La révolte des ronds-points contre l’Etat central

Pour le Neu Zürcher Zeitung, en allemand dans le texte (accessible ICI), notre président Gaspard Koenig analyse le mouvement des Gilets Jaunes comme une révolte des ronds-points contre le centralisme. Voici la traduction intégrale de cette publication :

 

Pour débattre, les Suisses se rendent sur la place du village. C’est du moins ce que j’ai pu voir dans le canton de Glaris, en assistant il y a quelques années à une Landsgemeinde qui m’a durablement impressionné, et convaincu des vertus de la démocratie directe locale.

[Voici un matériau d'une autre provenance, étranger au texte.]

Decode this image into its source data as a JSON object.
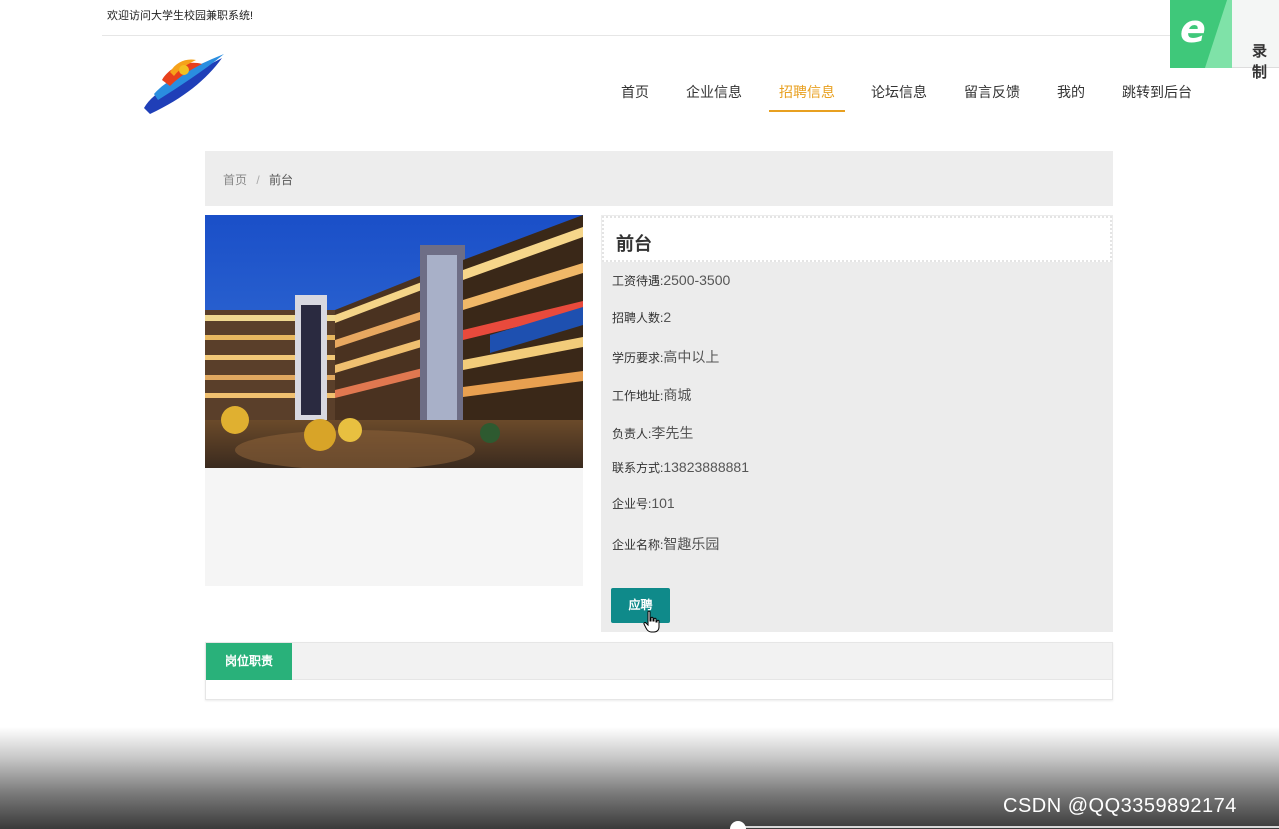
{
  "topbar": {
    "welcome": "欢迎访问大学生校园兼职系统!"
  },
  "recorder": {
    "label": "录制",
    "icon": "ie-e-icon"
  },
  "nav": {
    "items": [
      {
        "label": "首页"
      },
      {
        "label": "企业信息"
      },
      {
        "label": "招聘信息",
        "active": true
      },
      {
        "label": "论坛信息"
      },
      {
        "label": "留言反馈"
      },
      {
        "label": "我的"
      },
      {
        "label": "跳转到后台"
      }
    ],
    "active_color": "#e8a020"
  },
  "breadcrumb": {
    "home": "首页",
    "separator": "/",
    "current": "前台"
  },
  "job": {
    "title": "前台",
    "fields": [
      {
        "label": "工资待遇:",
        "value": "2500-3500"
      },
      {
        "label": "招聘人数:",
        "value": "2"
      },
      {
        "label": "学历要求:",
        "value": "高中以上"
      },
      {
        "label": "工作地址:",
        "value": "商城"
      },
      {
        "label": "负责人:",
        "value": "李先生"
      },
      {
        "label": "联系方式:",
        "value": "13823888881"
      },
      {
        "label": "企业号:",
        "value": "101"
      },
      {
        "label": "企业名称:",
        "value": "智趣乐园"
      }
    ],
    "apply_label": "应聘",
    "apply_color": "#0f8a8a"
  },
  "tabs": {
    "duty_label": "岗位职责",
    "tab_color": "#29b17a"
  },
  "watermark": "CSDN @QQ3359892174"
}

Les Français, eux, se réunissent désormais sur des ronds-points en enfilant des vestes fluorescentes. Partout en France, durant des mois, des dizaines de milliers de « gilets jaunes », salariés, retraités, travailleurs indépendants, se sont spontanément retrouvés aux sorties des agglomérations, apostrophant les automobilistes dans une atmosphère globalement bon enfant. Ils ont construit des cahutes et renoué avec une forme de socialité villageoise, partageant victuailles et doléances.

La place du village suisse est le lieu où depuis des siècles les conflits se dénouent. Le rond-point français est devenu le lieu même du conflit contre l’Etat central. 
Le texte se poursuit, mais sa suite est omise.